Our experience with Xiaomi thus far has been great.
Both of the aforementioned handsets did a great job at delivering awesome experiences at a low cost.
The latest handset from the Chinese stable is the Mi 5, which is quite pricey in comparison to the Mi 4 at R7 999 but, with a Snapdragon 820 processor, a minimum internal storage capacity of 32GB and a Full HD display, Xiaomi is in with a fighting chance at competing with the likes of the big names like Samsung, LG and even Apple.
Xiaomi Mi 5 review: Low price, superb performance
Sitting happily atop our benchmark score chart is Samsung’s Galaxy S7 edge, LG’s G5 and Huawei’s Mate 8, so the Mi 5 had to compete with these scores, and it did well.
Perhaps that’s the understatement of the century though, because for R8 000 the Mi 5 is now the third best smartphone we’ve had through our review pit in the last year.
What those numbers mean is that whether you want to play games, use your phone as your navigator or even do a bit of work on the go, the Mi 5 takes every task you can throw at in its stride.
For those that must know how fast the quad-core Snapdragon 820 chipset can run, we recorded a high speed of 1.8GHz. Paired with that you’ll find 3GB of RAM which is rather ample and we never saw any form of lag or performance dips, even at low power.
In regards to connectivity the Mi 5 has support for 802.11ac Wifi standards as well as support LTE. During our time with the handset we never experience a dropped signal or terribly slow speeds here in South Africa.
Look, its not topping the charts but the Mi 5 comes close enough to those scores that if we were Samsung and LG we would be more than a little worried, especially at the price its at.
As for storage capacity, our review unit was a 32GB variant but there is also a 64GB and 128GB version (note that the 128GB version in South Africa does not have the ceramic body) for those that may feel the lack of a microSD card is egregious.
The fingerprint scanner housed in the “Home” button is snappy but doesn’t unlock at a touch. The unlock button or home button needs to be pressed first and but once the fingerprint scan starts it completes faster than you can blink.
Xiaomi Mi 5 review: Raw power
Powering the beastly innards of the Mi 5 is a 3 000mAh battery which gives you a full day (15 hours) of use with Wifi and Bluetooth on and the screen set to 100% brightness.

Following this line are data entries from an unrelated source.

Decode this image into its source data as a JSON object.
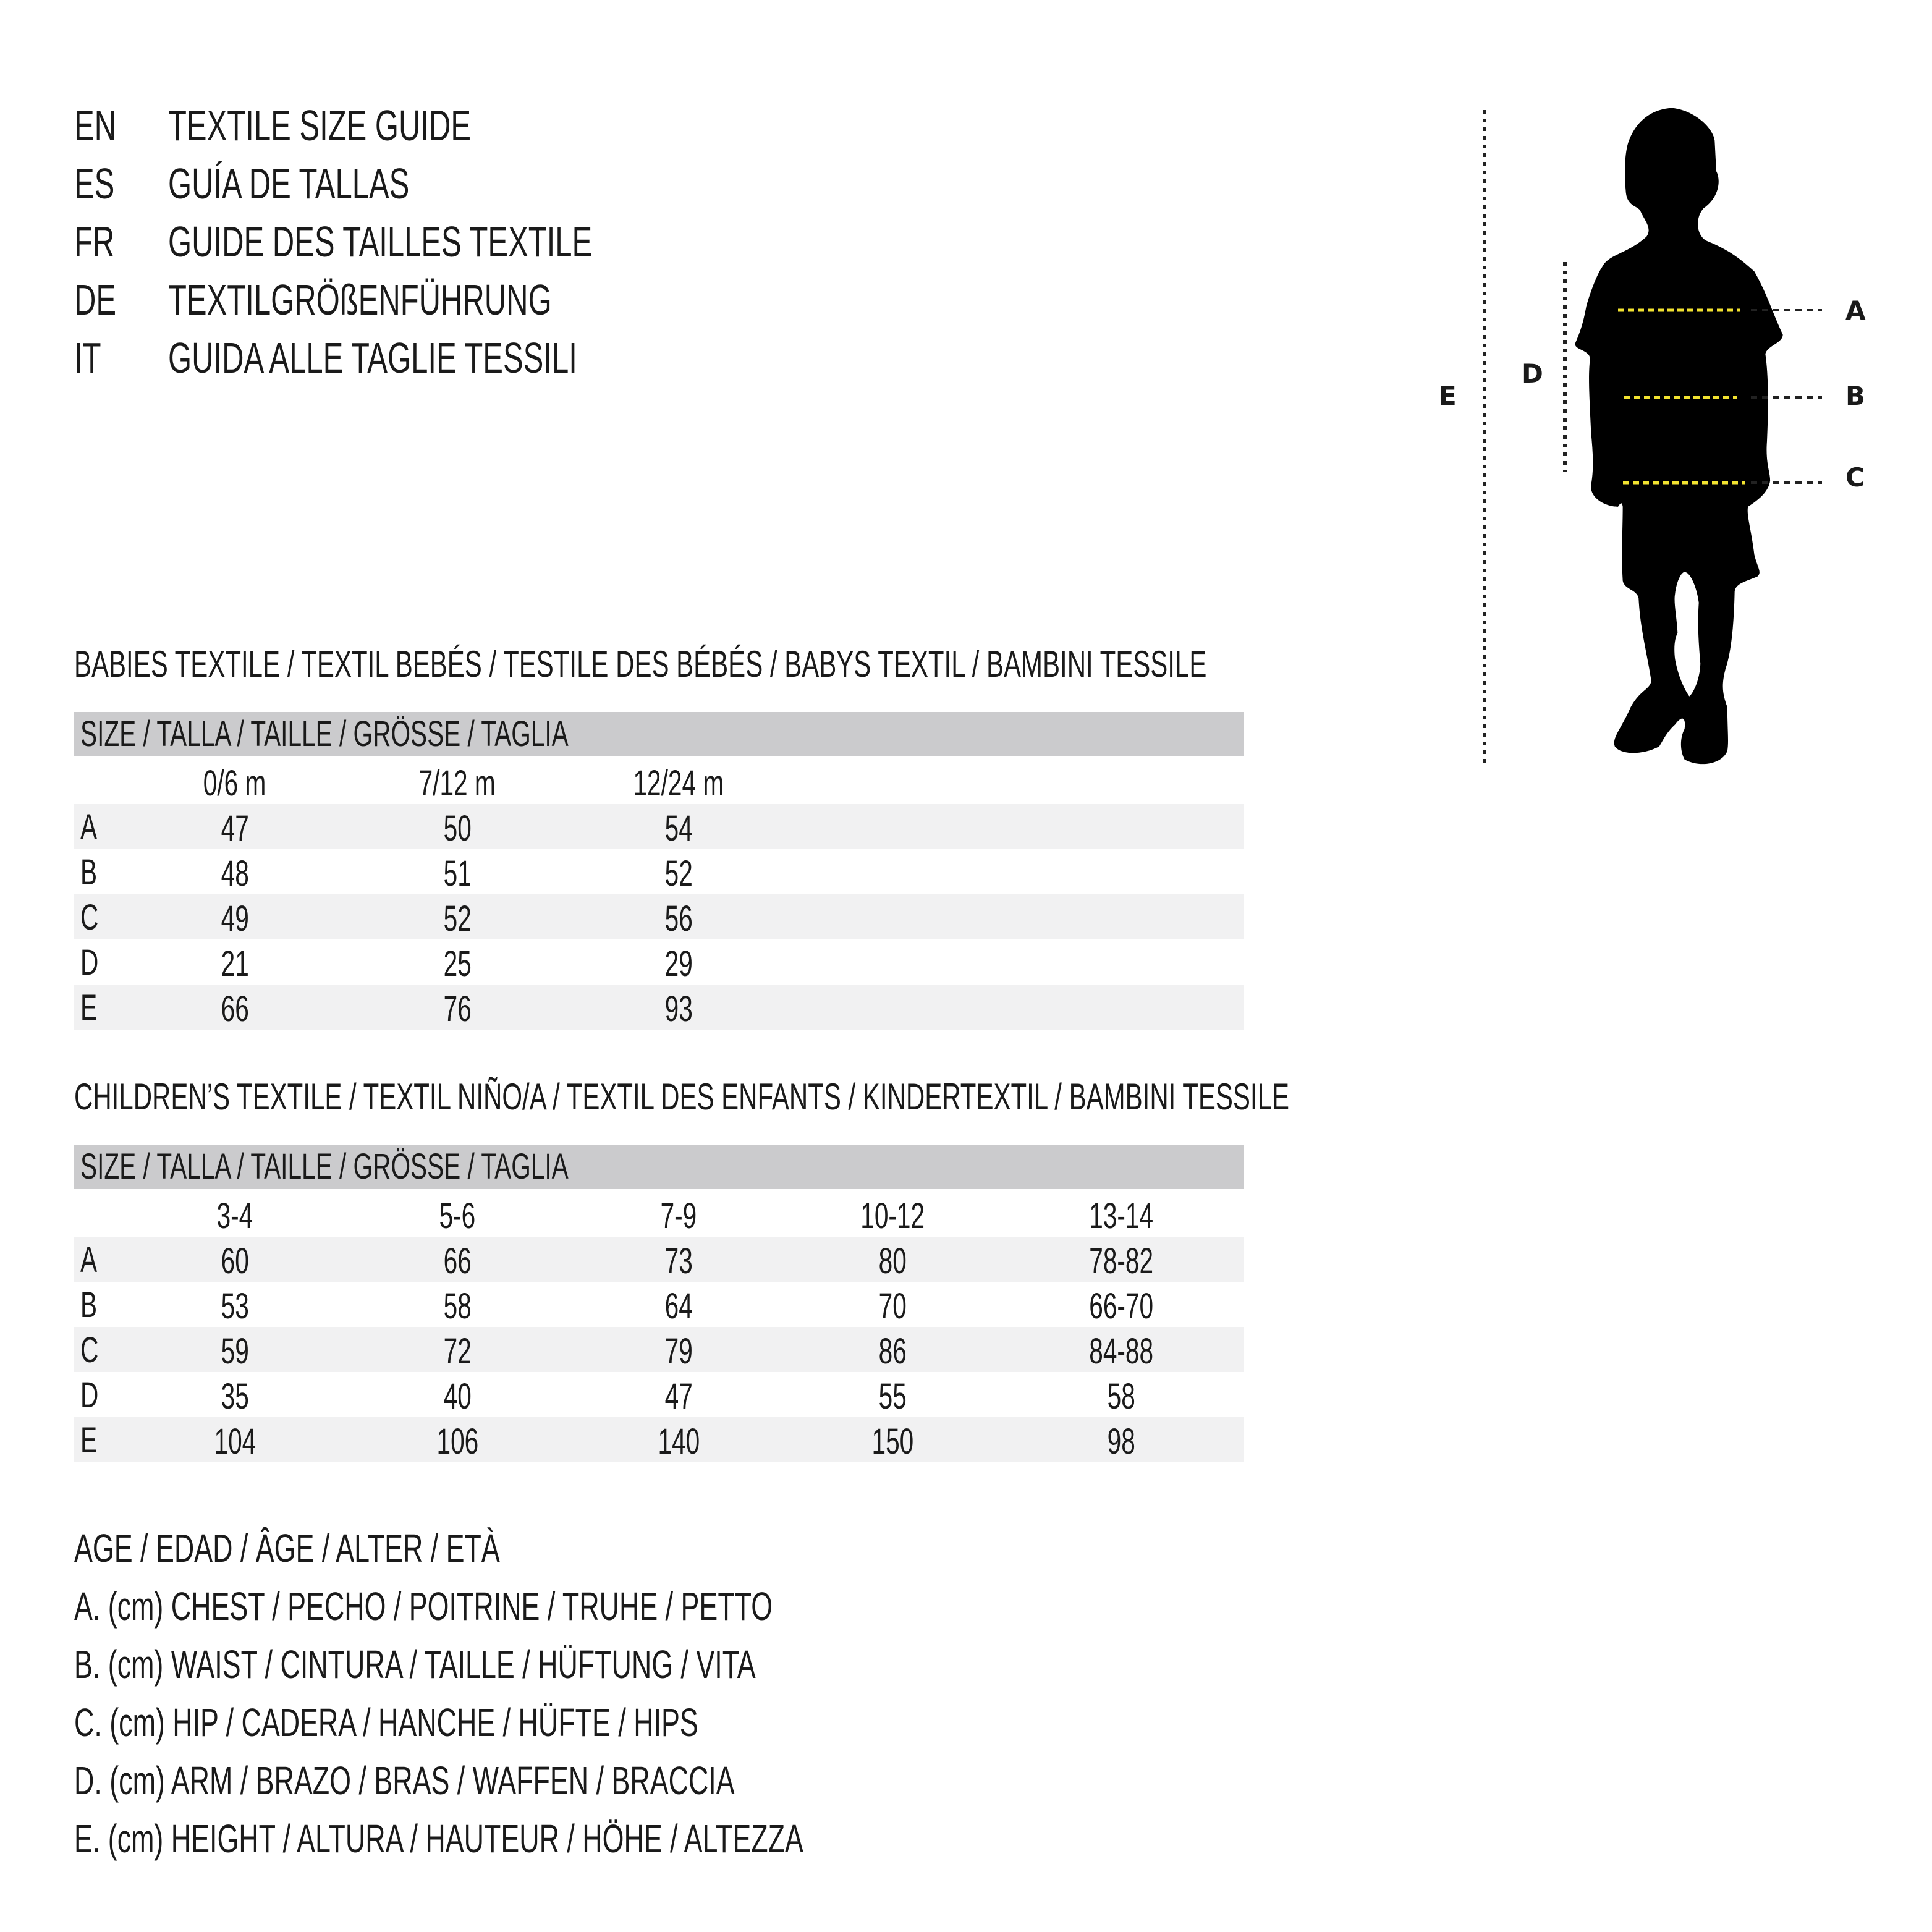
{
  "titles": [
    {
      "code": "EN",
      "text": "TEXTILE SIZE GUIDE"
    },
    {
      "code": "ES",
      "text": "GUÍA DE TALLAS"
    },
    {
      "code": "FR",
      "text": "GUIDE DES TAILLES TEXTILE"
    },
    {
      "code": "DE",
      "text": "TEXTILGRÖßENFÜHRUNG"
    },
    {
      "code": "IT",
      "text": "GUIDA ALLE TAGLIE TESSILI"
    }
  ],
  "babies": {
    "heading": "BABIES TEXTILE / TEXTIL BEBÉS / TESTILE DES BÉBÉS / BABYS TEXTIL / BAMBINI TESSILE",
    "size_header": "SIZE / TALLA / TAILLE / GRÖSSE / TAGLIA",
    "columns": [
      "0/6 m",
      "7/12 m",
      "12/24 m"
    ],
    "rows": [
      {
        "label": "A",
        "values": [
          "47",
          "50",
          "54"
        ]
      },
      {
        "label": "B",
        "values": [
          "48",
          "51",
          "52"
        ]
      },
      {
        "label": "C",
        "values": [
          "49",
          "52",
          "56"
        ]
      },
      {
        "label": "D",
        "values": [
          "21",
          "25",
          "29"
        ]
      },
      {
        "label": "E",
        "values": [
          "66",
          "76",
          "93"
        ]
      }
    ]
  },
  "children": {
    "heading": "CHILDREN’S TEXTILE / TEXTIL NIÑO/A / TEXTIL DES ENFANTS / KINDERTEXTIL / BAMBINI TESSILE",
    "size_header": "SIZE / TALLA / TAILLE / GRÖSSE / TAGLIA",
    "columns": [
      "3-4",
      "5-6",
      "7-9",
      "10-12",
      "13-14"
    ],
    "rows": [
      {
        "label": "A",
        "values": [
          "60",
          "66",
          "73",
          "80",
          "78-82"
        ]
      },
      {
        "label": "B",
        "values": [
          "53",
          "58",
          "64",
          "70",
          "66-70"
        ]
      },
      {
        "label": "C",
        "values": [
          "59",
          "72",
          "79",
          "86",
          "84-88"
        ]
      },
      {
        "label": "D",
        "values": [
          "35",
          "40",
          "47",
          "55",
          "58"
        ]
      },
      {
        "label": "E",
        "values": [
          "104",
          "106",
          "140",
          "150",
          "98"
        ]
      }
    ]
  },
  "legend": [
    "AGE / EDAD / ÂGE / ALTER / ETÀ",
    "A. (cm) CHEST / PECHO / POITRINE / TRUHE / PETTO",
    "B. (cm) WAIST / CINTURA / TAILLE / HÜFTUNG / VITA",
    "C. (cm) HIP / CADERA / HANCHE / HÜFTE / HIPS",
    "D. (cm) ARM / BRAZO / BRAS / WAFFEN / BRACCIA",
    "E. (cm) HEIGHT / ALTURA / HAUTEUR / HÖHE / ALTEZZA"
  ],
  "figure": {
    "marks": {
      "a": "A",
      "b": "B",
      "c": "C",
      "d": "D",
      "e": "E"
    },
    "icon": "child-silhouette-icon",
    "colors": {
      "guide_line": "#f2e230",
      "bar": "#cbcbcd",
      "stripe": "#f1f1f2"
    }
  }
}
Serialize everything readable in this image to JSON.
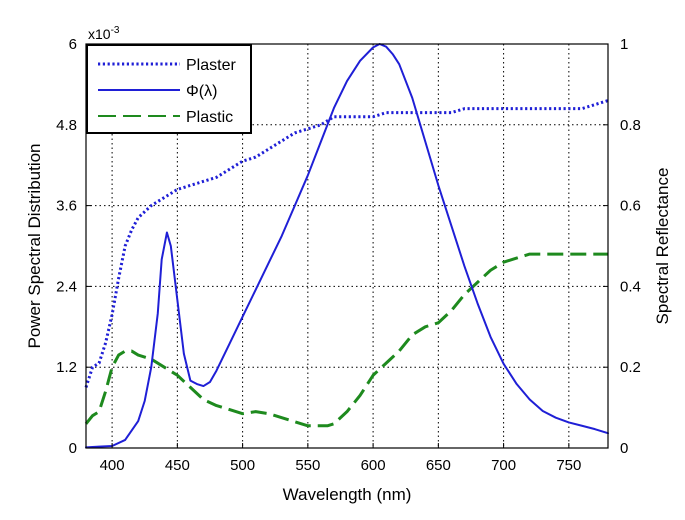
{
  "chart_data": {
    "type": "line",
    "xlabel": "Wavelength (nm)",
    "ylabel_left": "Power Spectral Distribution",
    "ylabel_right": "Spectral Reflectance",
    "left_axis_multiplier": "x10",
    "left_axis_exponent": "-3",
    "xlim": [
      380,
      780
    ],
    "ylim_left": [
      0,
      6
    ],
    "ylim_right": [
      0,
      1
    ],
    "x_ticks": [
      400,
      450,
      500,
      550,
      600,
      650,
      700,
      750
    ],
    "x_tick_labels": [
      "400",
      "450",
      "500",
      "550",
      "600",
      "650",
      "700",
      "750"
    ],
    "y_left_ticks": [
      0,
      1.2,
      2.4,
      3.6,
      4.8,
      6
    ],
    "y_left_tick_labels": [
      "0",
      "1.2",
      "2.4",
      "3.6",
      "4.8",
      "6"
    ],
    "y_right_ticks": [
      0,
      0.2,
      0.4,
      0.6,
      0.8,
      1.0
    ],
    "y_right_tick_labels": [
      "0",
      "0.2",
      "0.4",
      "0.6",
      "0.8",
      "1"
    ],
    "grid": true,
    "legend_position": "top-left",
    "series": [
      {
        "name": "Plaster",
        "axis": "right",
        "color": "#1f1fd6",
        "style": "dotted",
        "x": [
          380,
          385,
          390,
          395,
          400,
          405,
          410,
          415,
          420,
          430,
          440,
          450,
          460,
          470,
          480,
          490,
          500,
          510,
          520,
          530,
          540,
          550,
          560,
          570,
          580,
          590,
          600,
          610,
          620,
          630,
          640,
          650,
          660,
          670,
          680,
          690,
          700,
          710,
          720,
          730,
          740,
          750,
          760,
          770,
          780
        ],
        "values": [
          0.15,
          0.2,
          0.21,
          0.26,
          0.33,
          0.42,
          0.5,
          0.54,
          0.57,
          0.6,
          0.62,
          0.64,
          0.65,
          0.66,
          0.67,
          0.69,
          0.71,
          0.72,
          0.74,
          0.76,
          0.78,
          0.79,
          0.8,
          0.82,
          0.82,
          0.82,
          0.82,
          0.83,
          0.83,
          0.83,
          0.83,
          0.83,
          0.83,
          0.84,
          0.84,
          0.84,
          0.84,
          0.84,
          0.84,
          0.84,
          0.84,
          0.84,
          0.84,
          0.85,
          0.86
        ]
      },
      {
        "name": "Φ(λ)",
        "axis": "left",
        "color": "#1f1fd6",
        "style": "solid",
        "x": [
          380,
          390,
          400,
          410,
          420,
          425,
          430,
          435,
          438,
          442,
          445,
          450,
          455,
          460,
          465,
          470,
          475,
          480,
          490,
          500,
          510,
          520,
          530,
          540,
          550,
          560,
          570,
          580,
          590,
          600,
          605,
          610,
          615,
          620,
          630,
          640,
          650,
          660,
          670,
          680,
          690,
          700,
          710,
          720,
          730,
          740,
          750,
          760,
          770,
          780
        ],
        "values": [
          0.01,
          0.02,
          0.03,
          0.12,
          0.4,
          0.7,
          1.2,
          2.0,
          2.8,
          3.2,
          3.0,
          2.2,
          1.4,
          1.0,
          0.95,
          0.92,
          0.98,
          1.15,
          1.55,
          1.95,
          2.35,
          2.75,
          3.15,
          3.6,
          4.05,
          4.55,
          5.05,
          5.45,
          5.75,
          5.95,
          6.0,
          5.96,
          5.85,
          5.7,
          5.2,
          4.55,
          3.9,
          3.3,
          2.7,
          2.15,
          1.65,
          1.25,
          0.95,
          0.72,
          0.55,
          0.45,
          0.38,
          0.33,
          0.28,
          0.22
        ]
      },
      {
        "name": "Plastic",
        "axis": "right",
        "color": "#1e8a1e",
        "style": "dashed",
        "x": [
          380,
          385,
          390,
          395,
          400,
          405,
          410,
          415,
          420,
          430,
          440,
          450,
          460,
          470,
          480,
          490,
          500,
          510,
          520,
          530,
          540,
          550,
          555,
          560,
          565,
          570,
          580,
          590,
          600,
          610,
          620,
          630,
          640,
          650,
          660,
          670,
          680,
          690,
          700,
          710,
          720,
          730,
          740,
          750,
          760,
          770,
          780
        ],
        "values": [
          0.06,
          0.08,
          0.09,
          0.14,
          0.2,
          0.23,
          0.24,
          0.24,
          0.23,
          0.22,
          0.2,
          0.18,
          0.15,
          0.12,
          0.105,
          0.095,
          0.085,
          0.09,
          0.085,
          0.075,
          0.065,
          0.055,
          0.055,
          0.055,
          0.055,
          0.06,
          0.09,
          0.13,
          0.18,
          0.21,
          0.24,
          0.28,
          0.3,
          0.31,
          0.34,
          0.38,
          0.41,
          0.44,
          0.46,
          0.47,
          0.48,
          0.48,
          0.48,
          0.48,
          0.48,
          0.48,
          0.48
        ]
      }
    ]
  }
}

Once you start abusing the battery however you’ll notice it start to drain rather quickly. We clocked in a time of 9 hours which isn’t bad, though it isn’t the best we’ve seen.
Like the LG G5, the Mi 5 uses a USB 3.1 Type C to juice the battery up from the wall. There are two problems here. The first is that you will need to carry the cable around with you until more manufacturers make the switch to this connector type.
The second is that you will absolutely need a 5V/2A charger plug if you want the handset to charge at any speed faster than an elephant attempting to swim through a lake of mud.
When you do charge the Mi 5 properly however, it will reach go from 0 to 100% in just over an hour and a half.
Xiaomi Mi 5 review: See Mi
At the back of the handset is a 16MP snapper with an F/2.0 aperture which is meant to improve low light photos. The key here though is “low” light. You absolutely need some sort of overhead, or natural light to make images taken in the dark acceptable.
The front facing 4MP shooter is a bit on the weak side, but in good lighting conditions your snaps will be worthy of a spot on your Instagram feed.
Video was a bit of a hit and miss for us. In low-light the footage is grainy and even in proper light the focus shifts far too much for our liking. That said you can record slow-motion video that works really well, and 4K video at 30 frames a second.
You can judge the quality of the camera in our gallery below.
Xiaomi Mi 5 review: A word about the design
For the most part the design of a phone has become rather humdrum but the Xiaomi has a quirk that we feel is worth pointing out.
The back of the phone is covered in glass which means that if the surface you put the handset on is not perfectly level it’s going to start sliding around. This goes for your bedside table, your desk at work and even the couch.
This means a rear cover is absolutely vital, so factor that into your buying decision.
Xiaomi Mi 5 review: Conclusion
There is good chance that with this being the third Xiaomi review I’ve done that has been largely postive that the cries of “fanboi” will creep through the internet.
The fact of the matter though, is that this is a damned good phone, and it costs R7 999 which is astounding when you consider the next best phone is the LG G5 which is R13 999.
Perhaps the battery could have been a bit bigger and maybe opting for an octa-core rather than a quad-core could have pushed the Mi to the top of our charts but don’t take that as us complaining.
Smartphones like this make us get us excited because it shows that you don’t need to drop a month’s salary on a smartphone because you need absolutely mad performance.
It may not be hold the prestige of the Samsung Galaxy S7 edge, but in my opinion the Mi 5 is hands-down the best smartphone you can get today for under R10 000, and I have a feeling the only time that’s going to change, is when Xiaomi announces another flagship.